В которой Марья Ивановна вспоминает, как англичане приезжали в городок Егорьевск и строит планы

Англичане приехали в Егорьевск октябрьским вечером, вскоре после того, как утих дождь, моросивший почти три дня без перерыва, и распахнулось небо, обнажив холодный желтый закат. Коляска на высоких рессорах неторопливо катила через жидкую грязь, лошади – замечательная серая в яблоках пара – фыркали, брезгливо переставляя тонкие ноги. И коляска, и лошади – это было замечено всеми! – принадлежали Василию Викентьевичу Полушкину. И на козлах сидел человек Василия Викентьевича – Афоня, горделиво поглядывал по сторонам и, в связи с торжественностью момента, даже не грыз орешки. Коляска остановилась у трактирных ворот, над которыми сияла вот только что, третьего дня обновленная вывеска: “Hotel California”. Хозяин – Илья Самсонович – моментально возник на крыльце, и, повинуясь его стремительным жестам, двое парней подскочили к коляске и потянули на свет Божий здоровенные клетчатые баулы, обхваченные ремнями. Вслед за чем и Афоня неторопливо сполз с козел, а уж после него изволили ступить на землю и англичане. Егорьевцы – все без исключения, даже те, кто был сейчас далеко от «Калифорнии» и никак не мог наблюдать исторического события – затаили дыхание.

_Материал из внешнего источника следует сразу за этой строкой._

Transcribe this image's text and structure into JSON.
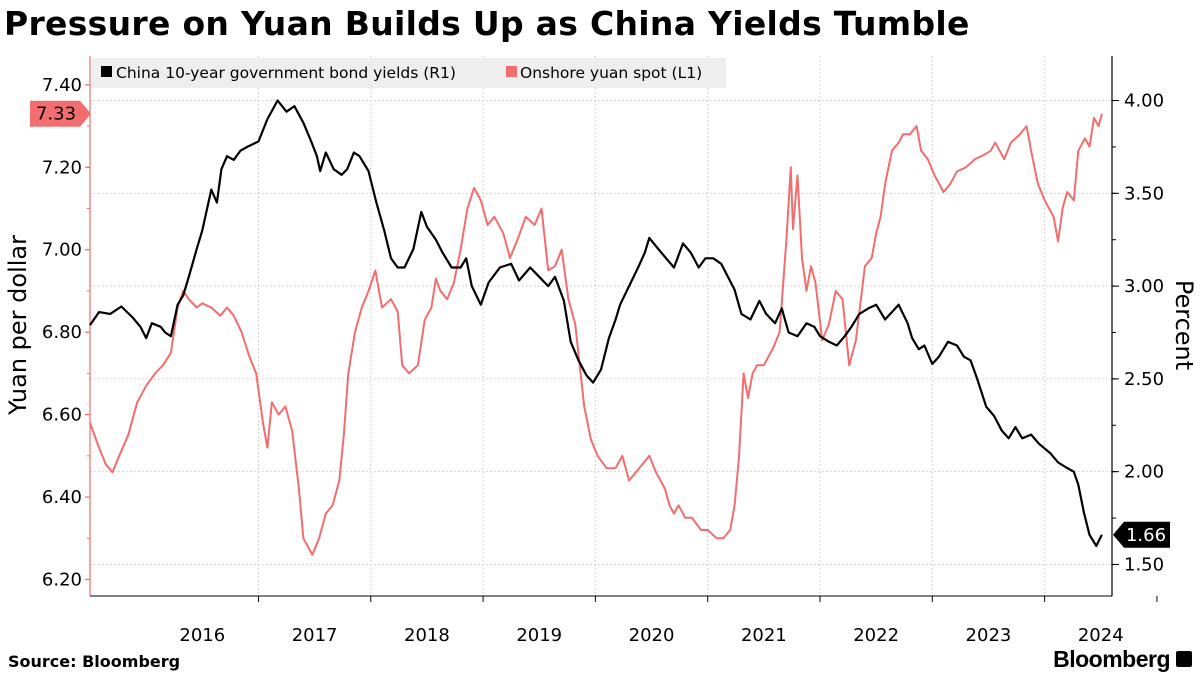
{
  "title": "Pressure on Yuan Builds Up as China Yields Tumble",
  "source": "Source:  Bloomberg",
  "brand": "Bloomberg",
  "colors": {
    "yield": "#000000",
    "yuan": "#f26d6d",
    "grid": "#c8c8c8",
    "legend_bg": "#eeeeee"
  },
  "chart_data": {
    "type": "line",
    "grid": true,
    "legend_placement": "top-left",
    "x_ticks": [
      "2016",
      "2017",
      "2018",
      "2019",
      "2020",
      "2021",
      "2022",
      "2023",
      "2024"
    ],
    "left_axis": {
      "label": "Yuan per dollar",
      "ticks": [
        "6.20",
        "6.40",
        "6.60",
        "6.80",
        "7.00",
        "7.20",
        "7.40"
      ],
      "range": [
        6.16,
        7.47
      ],
      "last_value_label": "7.33"
    },
    "right_axis": {
      "label": "Percent",
      "ticks": [
        "1.50",
        "2.00",
        "2.50",
        "3.00",
        "3.50",
        "4.00"
      ],
      "range": [
        1.33,
        4.24
      ],
      "last_value_label": "1.66"
    },
    "series": [
      {
        "name": "China 10-year government bond yields (R1)",
        "axis": "right",
        "points": [
          [
            2015.5,
            2.79
          ],
          [
            2015.58,
            2.86
          ],
          [
            2015.68,
            2.85
          ],
          [
            2015.78,
            2.89
          ],
          [
            2015.88,
            2.83
          ],
          [
            2015.95,
            2.78
          ],
          [
            2016.0,
            2.72
          ],
          [
            2016.05,
            2.8
          ],
          [
            2016.13,
            2.78
          ],
          [
            2016.17,
            2.75
          ],
          [
            2016.22,
            2.73
          ],
          [
            2016.28,
            2.9
          ],
          [
            2016.33,
            2.95
          ],
          [
            2016.38,
            3.05
          ],
          [
            2016.45,
            3.2
          ],
          [
            2016.5,
            3.3
          ],
          [
            2016.58,
            3.52
          ],
          [
            2016.63,
            3.45
          ],
          [
            2016.67,
            3.63
          ],
          [
            2016.72,
            3.7
          ],
          [
            2016.78,
            3.68
          ],
          [
            2016.84,
            3.73
          ],
          [
            2016.9,
            3.75
          ],
          [
            2017.0,
            3.78
          ],
          [
            2017.08,
            3.9
          ],
          [
            2017.17,
            4.0
          ],
          [
            2017.25,
            3.94
          ],
          [
            2017.32,
            3.97
          ],
          [
            2017.4,
            3.88
          ],
          [
            2017.47,
            3.78
          ],
          [
            2017.52,
            3.7
          ],
          [
            2017.55,
            3.62
          ],
          [
            2017.6,
            3.72
          ],
          [
            2017.67,
            3.63
          ],
          [
            2017.74,
            3.6
          ],
          [
            2017.79,
            3.63
          ],
          [
            2017.85,
            3.72
          ],
          [
            2017.9,
            3.7
          ],
          [
            2017.98,
            3.62
          ],
          [
            2018.05,
            3.45
          ],
          [
            2018.12,
            3.3
          ],
          [
            2018.18,
            3.15
          ],
          [
            2018.24,
            3.1
          ],
          [
            2018.3,
            3.1
          ],
          [
            2018.38,
            3.2
          ],
          [
            2018.45,
            3.4
          ],
          [
            2018.5,
            3.32
          ],
          [
            2018.58,
            3.25
          ],
          [
            2018.64,
            3.18
          ],
          [
            2018.72,
            3.1
          ],
          [
            2018.8,
            3.1
          ],
          [
            2018.85,
            3.15
          ],
          [
            2018.9,
            3.0
          ],
          [
            2018.98,
            2.9
          ],
          [
            2019.05,
            3.02
          ],
          [
            2019.15,
            3.1
          ],
          [
            2019.25,
            3.12
          ],
          [
            2019.32,
            3.03
          ],
          [
            2019.42,
            3.1
          ],
          [
            2019.5,
            3.05
          ],
          [
            2019.58,
            3.0
          ],
          [
            2019.64,
            3.05
          ],
          [
            2019.72,
            2.92
          ],
          [
            2019.78,
            2.7
          ],
          [
            2019.85,
            2.6
          ],
          [
            2019.92,
            2.52
          ],
          [
            2019.98,
            2.48
          ],
          [
            2020.05,
            2.55
          ],
          [
            2020.12,
            2.72
          ],
          [
            2020.18,
            2.82
          ],
          [
            2020.22,
            2.9
          ],
          [
            2020.3,
            3.0
          ],
          [
            2020.38,
            3.1
          ],
          [
            2020.44,
            3.18
          ],
          [
            2020.48,
            3.26
          ],
          [
            2020.56,
            3.2
          ],
          [
            2020.63,
            3.15
          ],
          [
            2020.7,
            3.1
          ],
          [
            2020.78,
            3.23
          ],
          [
            2020.85,
            3.18
          ],
          [
            2020.92,
            3.1
          ],
          [
            2020.98,
            3.15
          ],
          [
            2021.05,
            3.15
          ],
          [
            2021.12,
            3.12
          ],
          [
            2021.18,
            3.05
          ],
          [
            2021.24,
            2.98
          ],
          [
            2021.3,
            2.85
          ],
          [
            2021.38,
            2.82
          ],
          [
            2021.46,
            2.92
          ],
          [
            2021.52,
            2.85
          ],
          [
            2021.6,
            2.8
          ],
          [
            2021.66,
            2.88
          ],
          [
            2021.72,
            2.75
          ],
          [
            2021.8,
            2.73
          ],
          [
            2021.88,
            2.8
          ],
          [
            2021.95,
            2.78
          ],
          [
            2022.0,
            2.73
          ],
          [
            2022.08,
            2.7
          ],
          [
            2022.15,
            2.68
          ],
          [
            2022.22,
            2.73
          ],
          [
            2022.28,
            2.78
          ],
          [
            2022.35,
            2.85
          ],
          [
            2022.43,
            2.88
          ],
          [
            2022.5,
            2.9
          ],
          [
            2022.58,
            2.82
          ],
          [
            2022.64,
            2.86
          ],
          [
            2022.7,
            2.9
          ],
          [
            2022.78,
            2.8
          ],
          [
            2022.82,
            2.72
          ],
          [
            2022.88,
            2.66
          ],
          [
            2022.93,
            2.68
          ],
          [
            2023.0,
            2.58
          ],
          [
            2023.06,
            2.62
          ],
          [
            2023.14,
            2.7
          ],
          [
            2023.22,
            2.68
          ],
          [
            2023.28,
            2.62
          ],
          [
            2023.34,
            2.6
          ],
          [
            2023.4,
            2.5
          ],
          [
            2023.48,
            2.35
          ],
          [
            2023.55,
            2.3
          ],
          [
            2023.62,
            2.22
          ],
          [
            2023.68,
            2.18
          ],
          [
            2023.74,
            2.24
          ],
          [
            2023.8,
            2.18
          ],
          [
            2023.88,
            2.2
          ],
          [
            2023.95,
            2.15
          ],
          [
            2024.05,
            2.1
          ],
          [
            2024.12,
            2.05
          ],
          [
            2024.2,
            2.02
          ],
          [
            2024.26,
            2.0
          ],
          [
            2024.3,
            1.93
          ],
          [
            2024.35,
            1.78
          ],
          [
            2024.4,
            1.66
          ],
          [
            2024.46,
            1.6
          ],
          [
            2024.51,
            1.66
          ]
        ]
      },
      {
        "name": "Onshore yuan spot (L1)",
        "axis": "left",
        "points": [
          [
            2015.5,
            6.58
          ],
          [
            2015.58,
            6.52
          ],
          [
            2015.64,
            6.48
          ],
          [
            2015.7,
            6.46
          ],
          [
            2015.76,
            6.5
          ],
          [
            2015.84,
            6.55
          ],
          [
            2015.92,
            6.63
          ],
          [
            2016.0,
            6.67
          ],
          [
            2016.08,
            6.7
          ],
          [
            2016.15,
            6.72
          ],
          [
            2016.22,
            6.75
          ],
          [
            2016.28,
            6.86
          ],
          [
            2016.33,
            6.9
          ],
          [
            2016.38,
            6.88
          ],
          [
            2016.45,
            6.86
          ],
          [
            2016.5,
            6.87
          ],
          [
            2016.58,
            6.86
          ],
          [
            2016.66,
            6.84
          ],
          [
            2016.72,
            6.86
          ],
          [
            2016.78,
            6.84
          ],
          [
            2016.85,
            6.8
          ],
          [
            2016.92,
            6.74
          ],
          [
            2016.98,
            6.7
          ],
          [
            2017.04,
            6.58
          ],
          [
            2017.08,
            6.52
          ],
          [
            2017.12,
            6.63
          ],
          [
            2017.18,
            6.6
          ],
          [
            2017.24,
            6.62
          ],
          [
            2017.3,
            6.56
          ],
          [
            2017.36,
            6.42
          ],
          [
            2017.4,
            6.3
          ],
          [
            2017.44,
            6.28
          ],
          [
            2017.48,
            6.26
          ],
          [
            2017.54,
            6.3
          ],
          [
            2017.6,
            6.36
          ],
          [
            2017.66,
            6.38
          ],
          [
            2017.72,
            6.44
          ],
          [
            2017.76,
            6.55
          ],
          [
            2017.8,
            6.7
          ],
          [
            2017.86,
            6.8
          ],
          [
            2017.92,
            6.86
          ],
          [
            2017.98,
            6.9
          ],
          [
            2018.04,
            6.95
          ],
          [
            2018.1,
            6.86
          ],
          [
            2018.18,
            6.88
          ],
          [
            2018.24,
            6.85
          ],
          [
            2018.28,
            6.72
          ],
          [
            2018.34,
            6.7
          ],
          [
            2018.42,
            6.72
          ],
          [
            2018.48,
            6.83
          ],
          [
            2018.54,
            6.86
          ],
          [
            2018.58,
            6.93
          ],
          [
            2018.62,
            6.9
          ],
          [
            2018.68,
            6.88
          ],
          [
            2018.74,
            6.92
          ],
          [
            2018.8,
            7.0
          ],
          [
            2018.86,
            7.1
          ],
          [
            2018.92,
            7.15
          ],
          [
            2018.98,
            7.12
          ],
          [
            2019.04,
            7.06
          ],
          [
            2019.1,
            7.08
          ],
          [
            2019.18,
            7.04
          ],
          [
            2019.24,
            6.98
          ],
          [
            2019.3,
            7.02
          ],
          [
            2019.38,
            7.08
          ],
          [
            2019.46,
            7.06
          ],
          [
            2019.52,
            7.1
          ],
          [
            2019.58,
            6.95
          ],
          [
            2019.64,
            6.96
          ],
          [
            2019.7,
            7.0
          ],
          [
            2019.76,
            6.88
          ],
          [
            2019.82,
            6.82
          ],
          [
            2019.86,
            6.72
          ],
          [
            2019.9,
            6.62
          ],
          [
            2019.96,
            6.54
          ],
          [
            2020.02,
            6.5
          ],
          [
            2020.1,
            6.47
          ],
          [
            2020.18,
            6.47
          ],
          [
            2020.24,
            6.5
          ],
          [
            2020.3,
            6.44
          ],
          [
            2020.36,
            6.46
          ],
          [
            2020.42,
            6.48
          ],
          [
            2020.48,
            6.5
          ],
          [
            2020.54,
            6.46
          ],
          [
            2020.58,
            6.44
          ],
          [
            2020.62,
            6.42
          ],
          [
            2020.66,
            6.38
          ],
          [
            2020.7,
            6.36
          ],
          [
            2020.74,
            6.38
          ],
          [
            2020.8,
            6.35
          ],
          [
            2020.86,
            6.35
          ],
          [
            2020.94,
            6.32
          ],
          [
            2021.0,
            6.32
          ],
          [
            2021.08,
            6.3
          ],
          [
            2021.14,
            6.3
          ],
          [
            2021.2,
            6.32
          ],
          [
            2021.24,
            6.38
          ],
          [
            2021.28,
            6.5
          ],
          [
            2021.32,
            6.7
          ],
          [
            2021.36,
            6.64
          ],
          [
            2021.4,
            6.7
          ],
          [
            2021.44,
            6.72
          ],
          [
            2021.5,
            6.72
          ],
          [
            2021.58,
            6.76
          ],
          [
            2021.64,
            6.8
          ],
          [
            2021.7,
            7.02
          ],
          [
            2021.74,
            7.2
          ],
          [
            2021.76,
            7.05
          ],
          [
            2021.8,
            7.18
          ],
          [
            2021.84,
            6.98
          ],
          [
            2021.88,
            6.9
          ],
          [
            2021.92,
            6.96
          ],
          [
            2021.96,
            6.92
          ],
          [
            2022.02,
            6.78
          ],
          [
            2022.08,
            6.82
          ],
          [
            2022.14,
            6.9
          ],
          [
            2022.2,
            6.88
          ],
          [
            2022.26,
            6.72
          ],
          [
            2022.32,
            6.78
          ],
          [
            2022.4,
            6.96
          ],
          [
            2022.46,
            6.98
          ],
          [
            2022.5,
            7.04
          ],
          [
            2022.54,
            7.08
          ],
          [
            2022.58,
            7.16
          ],
          [
            2022.64,
            7.24
          ],
          [
            2022.7,
            7.26
          ],
          [
            2022.74,
            7.28
          ],
          [
            2022.8,
            7.28
          ],
          [
            2022.86,
            7.3
          ],
          [
            2022.9,
            7.24
          ],
          [
            2022.96,
            7.22
          ],
          [
            2023.02,
            7.18
          ],
          [
            2023.1,
            7.14
          ],
          [
            2023.16,
            7.16
          ],
          [
            2023.22,
            7.19
          ],
          [
            2023.3,
            7.2
          ],
          [
            2023.38,
            7.22
          ],
          [
            2023.46,
            7.23
          ],
          [
            2023.52,
            7.24
          ],
          [
            2023.56,
            7.26
          ],
          [
            2023.6,
            7.24
          ],
          [
            2023.64,
            7.22
          ],
          [
            2023.7,
            7.26
          ],
          [
            2023.78,
            7.28
          ],
          [
            2023.84,
            7.3
          ],
          [
            2023.88,
            7.24
          ],
          [
            2023.94,
            7.16
          ],
          [
            2024.0,
            7.12
          ],
          [
            2024.04,
            7.1
          ],
          [
            2024.08,
            7.08
          ],
          [
            2024.12,
            7.02
          ],
          [
            2024.16,
            7.1
          ],
          [
            2024.2,
            7.14
          ],
          [
            2024.26,
            7.12
          ],
          [
            2024.3,
            7.24
          ],
          [
            2024.36,
            7.27
          ],
          [
            2024.4,
            7.25
          ],
          [
            2024.44,
            7.32
          ],
          [
            2024.48,
            7.3
          ],
          [
            2024.51,
            7.33
          ]
        ]
      }
    ]
  }
}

Хотя – что уж было в этом событии такого исторического? Видали в Егорьевске иностранцев. С некоторыми так и ели, и пили, и братались, например, с норвежцем Свенссоном. И вообще – с тех пор, как в трех десятках верст от города прошла Транссибирская магистраль, Европа стала как-то существенно ближе, и многие это чувствовали.

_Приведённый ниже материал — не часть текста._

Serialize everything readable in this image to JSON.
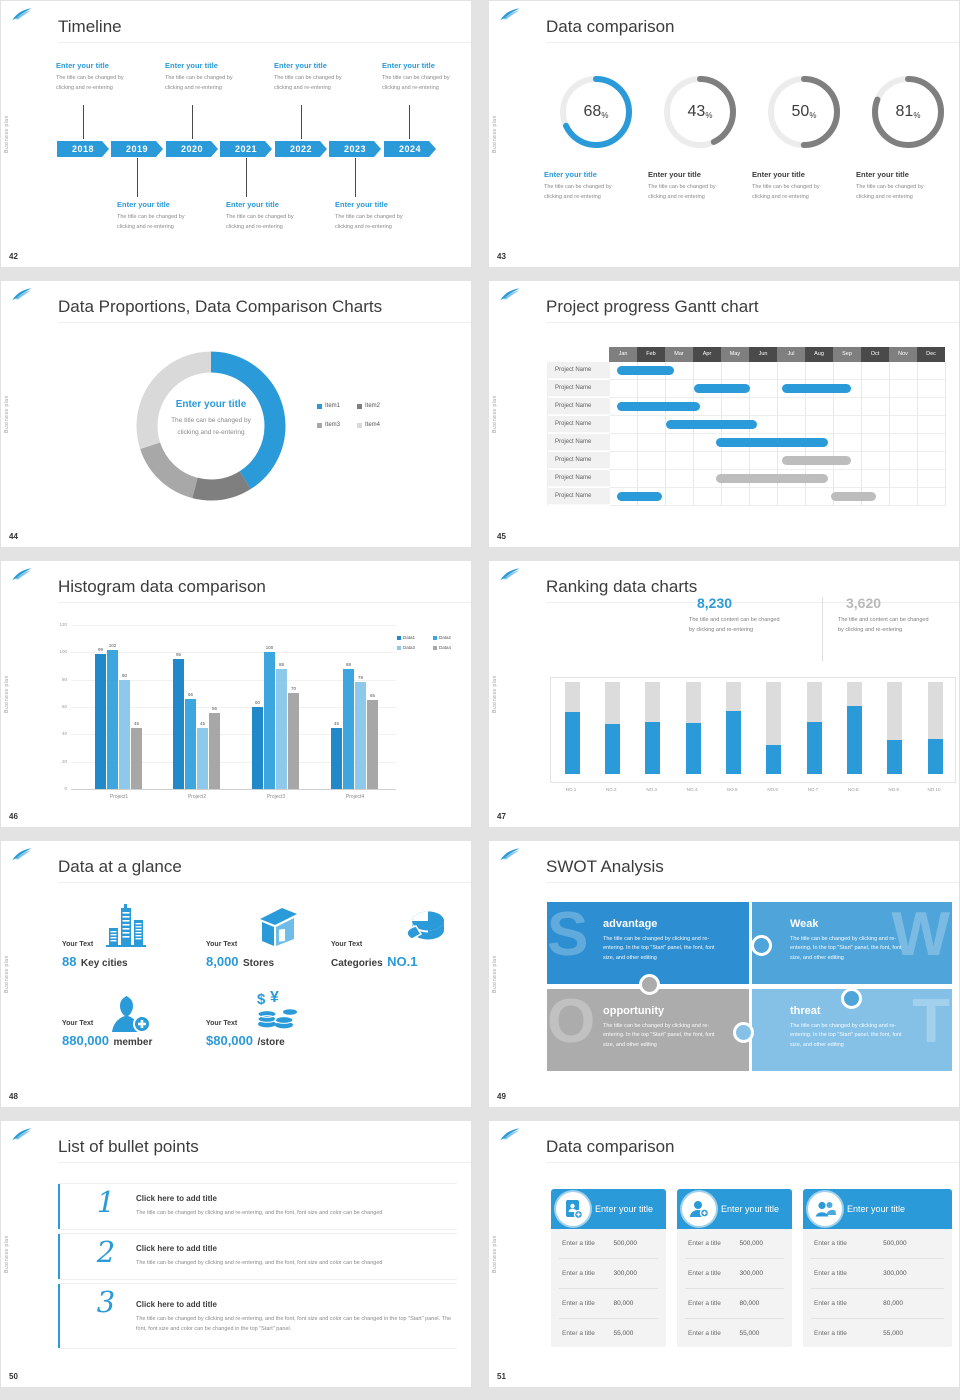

Но все-таки… все-таки – было в них, англичанах, нечто эдакое. Не во внешности даже. То есть, и внешность они имели очень даже заметную, по крайней мере двое. Первый – грузный, осанистый, в пышных бакенбардах, глаза из-под нависших бровей глядят, как и положено у начальства, брезгливо и внушительно. Хоть сейчас бери и производи его в генералы! Впрочем, очень возможно, что он и был генерал – там, у себя в Британии. Второй – еще того примечательнее. Высокий рост, могучие плечи, руки – только кочергу в узел вязать. Скажите, восхищенно подумал Илья Самсонович, кланяясь с крыльца, – оказывается, и на их чахлых островах эдакие водятся. Его бы – к нам в Сибирь; да вот же, он и приехал… Лицо сумрачное, и на нем – шрамы, будто от львиных когтей. Да небось от них и есть, тут же решил трактирщик; англичане ж только и знают, что охотиться на львов да носорогов!

Третий с первыми двумя не шел, надо сказать, ни в какое сравнение. Хотя тоже не обижен ростом, но солидности – никакой. С длинной худой физиономии словно стерты все краски, белесые волосы зачесаны назад, и глаза – тоже светлые, как-то слишком уж легкомысленно поблескивающие сквозь круглые стеклышки, которые непонятно каким образом держались на носу, в руке – длиннейший зонтик с острым концом. В дом, вслед за своими товарищами, он не пошел, а остановился посреди двора и начал с любопытством осматриваться. Лиственничные бревна, из которых была сложена конюшня, привели его в восторг:

– Siberian power! – он взялся мерить диаметр бревна ручкой зонтика, а потом сравнивать полученный результат с собственной талией. Трактирная собачонка Шушка выскочила из кустов, заискивающе помахала хвостом и тут же получила от англичанина кусок печенья. Увидев такое дело, осмелели и дети, из-за забора жадно глазевшие на приезжих. Печенья хватило всем (оно было на удивление пресное и не сладкое), – англичанин, смеясь, доставал его из многочисленных карманов, но ничего большего они не дождались.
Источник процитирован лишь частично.